One of the reasons people become “serial entrepreneurs” is because of how much you learn through the process of starting your first, or second, or even third company.
It’s easier to say what you should have known or what you wish you had known when you’re looking back.
I started Factory45 with this in mind — after going through the process of starting a sustainable clothing company with my co-founder, I realized afterwards that there were so many things I wish I had known sooner. I wanted to impart those lessons learned on other aspiring entrepreneurs so they wouldn’t have to make the same mistakes I did.
On that note, I’ve asked six designers running established fashion brands to share what they wish they had known as a young fashion startup:
“I wish I'd known that, no matter how much you love the product, you absolutely have to ensure that: (a) you can get it produced fairly simply/easily (to avoid loss of time/sleep and potential burnout); and (b) the margins are healthy enough that you can not just sustain, but actually grow, the business (or you at least see a clear path to get the margins to that place).

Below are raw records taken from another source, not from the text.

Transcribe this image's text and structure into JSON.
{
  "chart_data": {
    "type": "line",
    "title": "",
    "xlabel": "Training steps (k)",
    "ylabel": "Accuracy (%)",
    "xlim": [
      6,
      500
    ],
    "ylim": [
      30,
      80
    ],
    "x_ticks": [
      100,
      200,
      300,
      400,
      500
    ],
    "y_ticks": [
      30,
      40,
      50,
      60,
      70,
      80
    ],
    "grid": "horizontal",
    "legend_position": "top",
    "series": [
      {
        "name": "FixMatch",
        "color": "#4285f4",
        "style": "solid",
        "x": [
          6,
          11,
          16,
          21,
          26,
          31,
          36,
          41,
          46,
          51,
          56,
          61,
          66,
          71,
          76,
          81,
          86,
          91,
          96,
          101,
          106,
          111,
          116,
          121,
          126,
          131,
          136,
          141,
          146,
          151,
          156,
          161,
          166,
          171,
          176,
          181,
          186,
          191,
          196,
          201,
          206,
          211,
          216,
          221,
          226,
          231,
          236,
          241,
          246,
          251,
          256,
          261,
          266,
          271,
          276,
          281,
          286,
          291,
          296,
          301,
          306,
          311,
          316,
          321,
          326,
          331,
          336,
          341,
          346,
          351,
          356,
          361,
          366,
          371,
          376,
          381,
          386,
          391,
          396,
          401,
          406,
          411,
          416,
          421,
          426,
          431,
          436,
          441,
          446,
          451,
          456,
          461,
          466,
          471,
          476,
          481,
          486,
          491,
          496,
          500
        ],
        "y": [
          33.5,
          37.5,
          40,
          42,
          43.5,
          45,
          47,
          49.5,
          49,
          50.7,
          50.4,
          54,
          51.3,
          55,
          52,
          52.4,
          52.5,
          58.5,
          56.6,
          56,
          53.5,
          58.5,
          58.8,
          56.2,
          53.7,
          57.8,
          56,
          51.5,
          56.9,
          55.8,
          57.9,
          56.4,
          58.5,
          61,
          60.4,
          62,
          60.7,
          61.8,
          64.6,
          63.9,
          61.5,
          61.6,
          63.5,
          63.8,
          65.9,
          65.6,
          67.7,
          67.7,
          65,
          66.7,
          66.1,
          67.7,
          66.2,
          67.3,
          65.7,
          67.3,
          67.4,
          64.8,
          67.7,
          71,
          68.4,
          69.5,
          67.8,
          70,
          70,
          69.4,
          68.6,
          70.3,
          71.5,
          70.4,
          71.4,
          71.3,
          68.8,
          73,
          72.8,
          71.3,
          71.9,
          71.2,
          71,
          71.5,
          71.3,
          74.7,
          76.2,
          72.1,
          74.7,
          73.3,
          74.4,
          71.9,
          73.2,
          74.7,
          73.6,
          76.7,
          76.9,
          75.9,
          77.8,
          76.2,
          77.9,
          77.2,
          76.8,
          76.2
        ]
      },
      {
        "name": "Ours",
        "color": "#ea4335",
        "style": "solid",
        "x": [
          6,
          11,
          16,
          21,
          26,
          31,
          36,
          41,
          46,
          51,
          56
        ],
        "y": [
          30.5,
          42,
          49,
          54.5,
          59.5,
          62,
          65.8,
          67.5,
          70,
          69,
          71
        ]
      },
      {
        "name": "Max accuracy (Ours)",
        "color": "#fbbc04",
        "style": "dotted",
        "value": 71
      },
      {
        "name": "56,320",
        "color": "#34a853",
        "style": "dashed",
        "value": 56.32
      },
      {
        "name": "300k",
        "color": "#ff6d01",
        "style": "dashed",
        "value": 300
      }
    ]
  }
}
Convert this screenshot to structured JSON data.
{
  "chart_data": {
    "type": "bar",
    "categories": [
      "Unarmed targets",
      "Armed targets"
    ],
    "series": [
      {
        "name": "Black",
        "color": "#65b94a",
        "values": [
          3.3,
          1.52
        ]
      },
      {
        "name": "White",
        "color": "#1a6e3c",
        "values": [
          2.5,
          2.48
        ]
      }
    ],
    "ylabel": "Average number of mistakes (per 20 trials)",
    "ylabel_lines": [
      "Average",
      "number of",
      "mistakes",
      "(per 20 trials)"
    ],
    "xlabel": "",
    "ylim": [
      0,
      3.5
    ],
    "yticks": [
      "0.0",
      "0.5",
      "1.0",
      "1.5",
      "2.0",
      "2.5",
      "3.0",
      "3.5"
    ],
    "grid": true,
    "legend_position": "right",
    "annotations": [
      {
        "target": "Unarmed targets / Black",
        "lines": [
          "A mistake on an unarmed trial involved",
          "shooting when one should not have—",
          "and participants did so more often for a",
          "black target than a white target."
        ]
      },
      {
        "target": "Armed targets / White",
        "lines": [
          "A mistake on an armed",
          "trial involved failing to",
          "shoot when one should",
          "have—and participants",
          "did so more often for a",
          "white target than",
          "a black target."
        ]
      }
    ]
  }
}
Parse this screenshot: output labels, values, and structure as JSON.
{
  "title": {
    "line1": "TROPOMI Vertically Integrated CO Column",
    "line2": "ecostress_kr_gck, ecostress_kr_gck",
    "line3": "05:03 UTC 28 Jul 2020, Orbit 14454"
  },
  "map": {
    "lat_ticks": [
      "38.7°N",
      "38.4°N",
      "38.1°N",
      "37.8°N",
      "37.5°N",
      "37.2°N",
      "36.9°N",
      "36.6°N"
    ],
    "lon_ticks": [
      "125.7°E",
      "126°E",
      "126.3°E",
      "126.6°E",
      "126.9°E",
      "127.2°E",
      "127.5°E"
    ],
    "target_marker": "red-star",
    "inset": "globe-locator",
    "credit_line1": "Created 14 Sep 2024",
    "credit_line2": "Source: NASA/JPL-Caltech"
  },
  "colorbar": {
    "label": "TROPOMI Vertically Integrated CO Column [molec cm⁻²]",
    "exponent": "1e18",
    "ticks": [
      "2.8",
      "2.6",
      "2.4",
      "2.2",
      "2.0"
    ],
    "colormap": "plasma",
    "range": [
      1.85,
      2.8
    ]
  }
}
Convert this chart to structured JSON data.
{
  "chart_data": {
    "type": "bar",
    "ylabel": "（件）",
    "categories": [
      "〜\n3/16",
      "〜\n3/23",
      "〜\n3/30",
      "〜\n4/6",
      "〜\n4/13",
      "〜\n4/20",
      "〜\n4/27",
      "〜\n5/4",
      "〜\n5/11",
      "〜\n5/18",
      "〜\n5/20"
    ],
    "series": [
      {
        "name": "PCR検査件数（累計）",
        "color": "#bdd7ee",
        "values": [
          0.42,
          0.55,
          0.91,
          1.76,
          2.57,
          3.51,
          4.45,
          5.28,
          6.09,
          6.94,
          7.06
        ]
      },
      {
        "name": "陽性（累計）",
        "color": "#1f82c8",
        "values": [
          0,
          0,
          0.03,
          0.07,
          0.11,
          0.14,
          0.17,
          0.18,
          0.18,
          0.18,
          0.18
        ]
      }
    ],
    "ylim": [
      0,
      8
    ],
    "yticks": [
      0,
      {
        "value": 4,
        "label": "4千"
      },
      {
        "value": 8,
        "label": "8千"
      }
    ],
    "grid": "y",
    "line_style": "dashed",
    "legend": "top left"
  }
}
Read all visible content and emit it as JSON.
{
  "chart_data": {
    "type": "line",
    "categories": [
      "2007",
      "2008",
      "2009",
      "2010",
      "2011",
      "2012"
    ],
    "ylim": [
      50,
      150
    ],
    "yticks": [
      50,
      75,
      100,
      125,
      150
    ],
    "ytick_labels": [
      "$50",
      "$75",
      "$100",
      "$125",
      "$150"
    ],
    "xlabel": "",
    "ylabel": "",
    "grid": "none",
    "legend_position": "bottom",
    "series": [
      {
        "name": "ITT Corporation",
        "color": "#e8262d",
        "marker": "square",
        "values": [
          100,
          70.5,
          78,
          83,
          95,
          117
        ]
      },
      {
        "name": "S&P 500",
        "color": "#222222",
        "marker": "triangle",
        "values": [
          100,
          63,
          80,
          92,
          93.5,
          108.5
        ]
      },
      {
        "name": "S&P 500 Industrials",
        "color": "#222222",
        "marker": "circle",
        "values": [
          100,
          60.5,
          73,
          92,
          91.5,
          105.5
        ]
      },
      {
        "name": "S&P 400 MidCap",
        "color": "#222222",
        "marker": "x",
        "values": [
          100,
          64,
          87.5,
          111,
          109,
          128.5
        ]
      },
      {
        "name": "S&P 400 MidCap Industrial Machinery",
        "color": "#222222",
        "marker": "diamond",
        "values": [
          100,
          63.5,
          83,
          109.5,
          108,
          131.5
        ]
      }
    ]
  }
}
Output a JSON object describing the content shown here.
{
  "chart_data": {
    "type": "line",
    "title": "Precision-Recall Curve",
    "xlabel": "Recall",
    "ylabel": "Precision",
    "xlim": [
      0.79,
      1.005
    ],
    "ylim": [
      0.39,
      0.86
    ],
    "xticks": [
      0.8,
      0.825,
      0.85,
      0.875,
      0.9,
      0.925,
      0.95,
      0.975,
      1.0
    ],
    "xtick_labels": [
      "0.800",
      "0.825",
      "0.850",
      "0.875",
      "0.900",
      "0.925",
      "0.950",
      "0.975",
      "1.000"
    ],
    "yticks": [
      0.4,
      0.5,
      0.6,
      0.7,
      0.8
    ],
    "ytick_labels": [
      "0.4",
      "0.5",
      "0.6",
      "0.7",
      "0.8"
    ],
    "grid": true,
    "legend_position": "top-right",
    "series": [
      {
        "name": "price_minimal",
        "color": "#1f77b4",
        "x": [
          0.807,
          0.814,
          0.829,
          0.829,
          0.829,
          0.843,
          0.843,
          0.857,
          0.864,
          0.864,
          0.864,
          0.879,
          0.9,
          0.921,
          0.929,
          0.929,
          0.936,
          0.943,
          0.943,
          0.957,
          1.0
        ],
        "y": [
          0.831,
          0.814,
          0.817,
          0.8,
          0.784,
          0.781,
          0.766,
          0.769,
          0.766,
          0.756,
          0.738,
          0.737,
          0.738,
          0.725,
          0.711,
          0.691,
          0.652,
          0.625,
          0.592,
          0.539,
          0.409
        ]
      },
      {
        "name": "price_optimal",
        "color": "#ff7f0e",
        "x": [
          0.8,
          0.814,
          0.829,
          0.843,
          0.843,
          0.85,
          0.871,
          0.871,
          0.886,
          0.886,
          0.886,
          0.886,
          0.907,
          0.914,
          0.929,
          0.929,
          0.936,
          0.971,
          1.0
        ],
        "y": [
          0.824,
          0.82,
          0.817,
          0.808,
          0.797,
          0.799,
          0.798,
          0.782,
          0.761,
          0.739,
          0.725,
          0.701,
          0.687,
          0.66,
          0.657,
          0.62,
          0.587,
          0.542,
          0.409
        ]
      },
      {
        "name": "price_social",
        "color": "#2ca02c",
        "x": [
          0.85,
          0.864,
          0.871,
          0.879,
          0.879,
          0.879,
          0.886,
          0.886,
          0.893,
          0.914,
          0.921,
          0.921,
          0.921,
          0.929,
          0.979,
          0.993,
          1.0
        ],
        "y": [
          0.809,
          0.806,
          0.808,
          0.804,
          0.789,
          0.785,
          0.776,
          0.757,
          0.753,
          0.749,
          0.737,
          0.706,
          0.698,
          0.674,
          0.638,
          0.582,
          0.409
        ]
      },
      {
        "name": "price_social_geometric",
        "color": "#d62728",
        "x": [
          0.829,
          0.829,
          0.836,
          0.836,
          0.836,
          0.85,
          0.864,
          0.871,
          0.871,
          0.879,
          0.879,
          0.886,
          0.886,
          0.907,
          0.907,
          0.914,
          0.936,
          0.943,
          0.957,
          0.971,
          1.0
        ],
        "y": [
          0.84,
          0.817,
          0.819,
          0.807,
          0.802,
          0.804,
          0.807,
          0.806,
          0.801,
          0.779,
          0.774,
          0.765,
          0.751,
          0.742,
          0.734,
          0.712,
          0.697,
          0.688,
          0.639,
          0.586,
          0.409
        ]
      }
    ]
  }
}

I also wish I had understood that startups often take time! We thought we'd be an overnight hit, and we took it hard at times when we realized it would take longer than expected. Definitely be hopeful and excited and all of that good stuff, but also be realistic.”
— Katie Rock, co-founder of Activyst
“I wish I had known that fashion is about breaking the rules, not following them. That theory is applied to design all the time, but the business of fashion should also be about challenging the status quo, not following the calendar, not following what everyone else does and not doing as we're told. That's the only way change will happen in this industry and I wish I had known that sooner.”
— Tara St. James, founder of Study NY
“I wish I had known which parts of the sampling and manufacturing process would be good for me to figure out on my own and which steps are vital to have carried out by an experienced professional. There were some things I realized I should have done myself, and a few things that would have saved me time and money in the long run had I outsourced.
I also wish I knew that everything takes so much longer than you think it will. Both in terms of developing a product, and establishing a brand. Patience is important, but complacency is dangerous.”
— Colette Chretien, founder of La Fille Colette
“I wish I had known how much clarity I had starting off—that I felt content and confident knowing what I was setting out to do and who I was trying to speak to. Had I taken stock of this intuition at that early stage, it would have been much easier as my audience grew to know when I'm being true to myself and the narrative I am trying to tell. Even now, as I slowly start to roll out new work, I realize that the hardest thing I have to do in this (post) post modern, socially nomadic world we live in is to just fiercely be myself.”
— Taylor Johnston, founder of Gamine
“I wish I had known just how important it is to have an audience to launch to. If you want a product-based business, first start by generating a following. This could be through a blog, via Instagram or Twitter. Build up a community of people that is in-line with your future product. When you're ready to launch you'll have an invested group of people you can turn into customers.”
— Jay Adams, co-founder of Brass
“I wish I had known that finding great US manufacturing is kind of like speed dating. If it doesn't seem like it's going to work out, make a polite exit, but move on. Their existing operations shouldn't have to adjust much at all to achieve the product to be produced. It should be a very close fit from the very beginning.
I’ve realized over the years that in spite of a manufacturer’s best effort and enthusiasm, sometimes it wasn't enough to get a good product at the right price point in the end. Their capabilities sometimes just didn't match what I was trying to achieve. And as a designer I had to learn how to recognize the pitfalls early in the game to avoid a lot of wasted money time and effort.”